Toma Café (metros Noviciado/Tribunal): This place is consistently referred to as the best coffee in Madrid, and I’d have to agree. It’s a quirky little place that’s more like a hole in the wall, but if you do manage to fight for a seat in here, stop for one of their iced coffees (another rarity in Madrid, usually if I request one I’m handed a regular coffee and a separate glass full of ice… you’re welcome).

Coffee & Kicks (metro Callao): This is a new place but has quickly become one of my favourites. Another place for excellent iced lattes or cold brew coffee (and an extra delicious lemon cake). It’d be so easy to walk right passed this place if you didn’t know what you were looking for, but that’s just part of it’s charm.

La Chelinda (metros Sol/Antòn Martín): I’d describe this place as a feminist Mexican restaurant, which are three words after my own heart if there ever were any. I would do anything for Mexico and Spain to switch their cuisines, but I think this place is the closest I’m gonna get. Try the veggie burrito.

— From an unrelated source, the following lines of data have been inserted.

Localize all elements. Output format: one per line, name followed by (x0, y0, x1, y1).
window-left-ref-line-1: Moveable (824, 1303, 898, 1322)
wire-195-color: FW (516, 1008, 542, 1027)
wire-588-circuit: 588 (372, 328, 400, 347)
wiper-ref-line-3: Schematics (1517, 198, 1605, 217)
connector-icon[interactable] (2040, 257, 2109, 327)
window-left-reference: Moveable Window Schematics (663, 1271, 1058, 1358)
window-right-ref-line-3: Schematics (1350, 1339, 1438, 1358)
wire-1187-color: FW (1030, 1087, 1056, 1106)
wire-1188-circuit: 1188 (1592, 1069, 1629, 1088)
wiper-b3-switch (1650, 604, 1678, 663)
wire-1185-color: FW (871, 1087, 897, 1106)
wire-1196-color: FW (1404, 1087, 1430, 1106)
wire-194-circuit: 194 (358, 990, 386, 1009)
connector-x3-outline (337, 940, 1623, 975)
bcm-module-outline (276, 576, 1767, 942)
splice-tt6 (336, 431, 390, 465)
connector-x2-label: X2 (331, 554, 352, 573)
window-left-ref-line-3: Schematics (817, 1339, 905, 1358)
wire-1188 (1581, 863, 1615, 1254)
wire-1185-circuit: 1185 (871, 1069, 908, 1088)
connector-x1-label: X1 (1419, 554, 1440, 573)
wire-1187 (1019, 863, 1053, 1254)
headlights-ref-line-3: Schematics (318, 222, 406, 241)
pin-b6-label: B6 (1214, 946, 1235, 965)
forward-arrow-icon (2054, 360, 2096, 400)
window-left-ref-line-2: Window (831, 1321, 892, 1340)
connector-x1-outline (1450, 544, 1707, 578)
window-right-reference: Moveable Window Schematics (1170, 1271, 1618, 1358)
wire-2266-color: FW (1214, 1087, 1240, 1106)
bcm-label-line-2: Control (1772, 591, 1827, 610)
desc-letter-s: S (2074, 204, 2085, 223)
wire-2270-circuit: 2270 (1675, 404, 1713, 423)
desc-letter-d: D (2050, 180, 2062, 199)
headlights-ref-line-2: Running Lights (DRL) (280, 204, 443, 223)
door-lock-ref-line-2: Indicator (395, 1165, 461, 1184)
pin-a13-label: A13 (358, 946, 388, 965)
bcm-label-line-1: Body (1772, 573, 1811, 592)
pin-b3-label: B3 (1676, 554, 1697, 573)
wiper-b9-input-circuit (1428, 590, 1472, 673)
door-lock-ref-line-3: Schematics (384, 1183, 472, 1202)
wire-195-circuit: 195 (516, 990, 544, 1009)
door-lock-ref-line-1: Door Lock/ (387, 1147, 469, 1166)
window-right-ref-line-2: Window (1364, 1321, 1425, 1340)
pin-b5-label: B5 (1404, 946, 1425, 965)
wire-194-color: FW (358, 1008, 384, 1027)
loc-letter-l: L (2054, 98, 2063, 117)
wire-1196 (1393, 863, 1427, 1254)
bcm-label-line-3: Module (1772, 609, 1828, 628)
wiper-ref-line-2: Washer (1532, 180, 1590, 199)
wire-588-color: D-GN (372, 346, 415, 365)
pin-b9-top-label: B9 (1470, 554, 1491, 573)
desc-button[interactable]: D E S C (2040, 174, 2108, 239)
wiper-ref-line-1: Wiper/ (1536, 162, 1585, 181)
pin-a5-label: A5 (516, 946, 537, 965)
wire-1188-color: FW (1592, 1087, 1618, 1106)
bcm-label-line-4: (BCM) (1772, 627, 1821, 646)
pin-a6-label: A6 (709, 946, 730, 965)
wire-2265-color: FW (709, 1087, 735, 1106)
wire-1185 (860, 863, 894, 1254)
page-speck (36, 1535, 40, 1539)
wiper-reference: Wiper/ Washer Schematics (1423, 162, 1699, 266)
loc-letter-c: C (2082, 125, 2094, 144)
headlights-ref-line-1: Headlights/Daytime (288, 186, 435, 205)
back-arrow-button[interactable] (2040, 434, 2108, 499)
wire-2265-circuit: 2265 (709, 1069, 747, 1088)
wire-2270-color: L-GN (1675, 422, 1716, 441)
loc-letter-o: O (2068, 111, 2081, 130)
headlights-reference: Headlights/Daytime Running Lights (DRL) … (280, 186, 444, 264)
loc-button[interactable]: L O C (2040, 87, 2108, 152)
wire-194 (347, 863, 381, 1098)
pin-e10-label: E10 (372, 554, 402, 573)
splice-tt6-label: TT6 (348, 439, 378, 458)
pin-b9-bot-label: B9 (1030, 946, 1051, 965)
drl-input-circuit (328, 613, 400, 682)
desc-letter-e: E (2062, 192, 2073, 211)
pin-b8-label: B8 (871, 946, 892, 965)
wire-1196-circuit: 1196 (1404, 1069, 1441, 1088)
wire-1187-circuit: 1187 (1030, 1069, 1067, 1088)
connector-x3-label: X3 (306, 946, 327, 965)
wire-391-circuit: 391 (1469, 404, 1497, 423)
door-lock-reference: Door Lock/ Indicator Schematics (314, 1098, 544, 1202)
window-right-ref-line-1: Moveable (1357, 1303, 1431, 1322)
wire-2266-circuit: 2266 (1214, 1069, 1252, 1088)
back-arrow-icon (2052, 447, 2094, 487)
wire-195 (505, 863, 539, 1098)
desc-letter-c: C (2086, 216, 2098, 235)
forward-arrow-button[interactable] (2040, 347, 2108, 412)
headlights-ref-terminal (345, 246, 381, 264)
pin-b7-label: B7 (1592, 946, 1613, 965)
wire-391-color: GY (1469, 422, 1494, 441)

La Infinito (metros Antón Martín/Lavapies): As an English graduate, I’m a sucker for anything with a literary reference. This adorable little library café hybrid is a really quiet little spot perfect for getting work done. It also does hummus, something you’d think a country with such Arab influences would have more of, but alas. I promise I don’t pick my menu options based on which literary character they’re named after, honest.

Viva Chapata (metro Lavapies): VEGAN FOOD. VEGETARIAN FOOD. I LOVE YOU. Aaaaah. In a sea of chorizo and jamón, finding somewhere with an overwhelmingly vegan menu felt like a hallucination. A veggie mirage in a world of cooked animal carcasses. Although it does have meat options too, y’know, if you’re into that stuff.

So go forth, holiday-goers and newbie expats of Madrid, eat good food and try to ignore all the weird giant pig legs that adorn every bar/supermarket/restaurant you see.